Not every random collaborative that claims to meet the above definition may process personal data under the Wgs. Collaborative partnerships may only be created on the basis of the Wgs for three purposes, namely preventing and fighting crime, unlawful use of public funds and evasion of legal obligations. The starting point is that the cooperative associations are designated in the Wgs. Going through such a legislative process takes time. Therefore, there is an option to designate participants by Order in Council (AMvB) in case of urgency. The addition of a collaborative is on commitment of the minister only possible to bridge the time needed to eventually regulate this in the Wgs itself.
During the parliamentary debate, an amendment was adopted by the House of Representatives that requires that a preliminary procedure be followed for the addition of new collaborative arrangements by order in council, coupled with prior approval by parliament. Thus, it is ultimately up to parliament to determine whether there is a "compelling public interest" that justifies the designation of a collaborative arrangement (Article 1.1 Wgs).
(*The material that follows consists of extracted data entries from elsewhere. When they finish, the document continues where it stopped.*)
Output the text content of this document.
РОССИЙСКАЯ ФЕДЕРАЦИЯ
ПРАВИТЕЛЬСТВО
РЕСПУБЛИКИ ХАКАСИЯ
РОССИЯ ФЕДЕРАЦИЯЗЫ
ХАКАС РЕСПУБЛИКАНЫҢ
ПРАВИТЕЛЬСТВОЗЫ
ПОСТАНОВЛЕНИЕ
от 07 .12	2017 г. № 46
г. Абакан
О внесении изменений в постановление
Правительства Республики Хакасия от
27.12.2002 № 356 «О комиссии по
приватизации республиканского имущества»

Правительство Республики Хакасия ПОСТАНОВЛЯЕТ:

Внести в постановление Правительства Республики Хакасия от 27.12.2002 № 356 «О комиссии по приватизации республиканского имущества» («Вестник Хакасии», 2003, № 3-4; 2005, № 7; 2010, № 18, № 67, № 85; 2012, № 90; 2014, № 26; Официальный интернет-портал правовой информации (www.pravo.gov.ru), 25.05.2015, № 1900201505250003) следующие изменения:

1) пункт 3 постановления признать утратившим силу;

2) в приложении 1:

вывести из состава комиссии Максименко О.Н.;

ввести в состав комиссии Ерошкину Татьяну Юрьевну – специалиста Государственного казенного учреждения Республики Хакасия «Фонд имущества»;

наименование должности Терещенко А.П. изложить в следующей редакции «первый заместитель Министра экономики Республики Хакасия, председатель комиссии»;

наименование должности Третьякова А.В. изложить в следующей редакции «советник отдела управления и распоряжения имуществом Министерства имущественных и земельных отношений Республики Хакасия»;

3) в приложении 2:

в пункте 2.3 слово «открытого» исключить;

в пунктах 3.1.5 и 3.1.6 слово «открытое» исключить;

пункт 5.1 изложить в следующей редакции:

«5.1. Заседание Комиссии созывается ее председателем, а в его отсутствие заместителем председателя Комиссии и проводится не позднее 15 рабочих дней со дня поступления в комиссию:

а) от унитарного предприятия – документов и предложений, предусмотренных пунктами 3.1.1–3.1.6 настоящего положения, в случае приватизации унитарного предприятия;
The Wgs is a so-called "framework law." This means that the law provides the basis for elaborating a large number of issues by Executive Order. This has been done in the Decree on Data Processing by Collaborative Groups (Bgs).. The draft Bgs is now before the Council of State for its opinion. According to the government and the Senate, there was no objection to adopting the Wgs in the meantime. The draft Bgs broadly regulates the following:
Delineation of exactly what collaboratives are allowed to do. For example, the draft Bgs further clarifies the bases for sharing data and incorporates more safeguards for personal data protection;
A number of concerns that have been addressed by Parliament, the Council of State and the Personal Data Authority are also given a place in the draft Bgs, in the form of safeguards and limits on data processing by partnerships;
Rules on how to handle requests for inspection or rectification from data subjects;
Concretization of the categories of data to be provided to RIECs.
In this part of the blog series, we updated you on what the Wgs will enable. In the next blogs in the series, we will set out the safeguards provided by the Wgs and discuss the arrangements for the RIECs and Care and Safety Homes.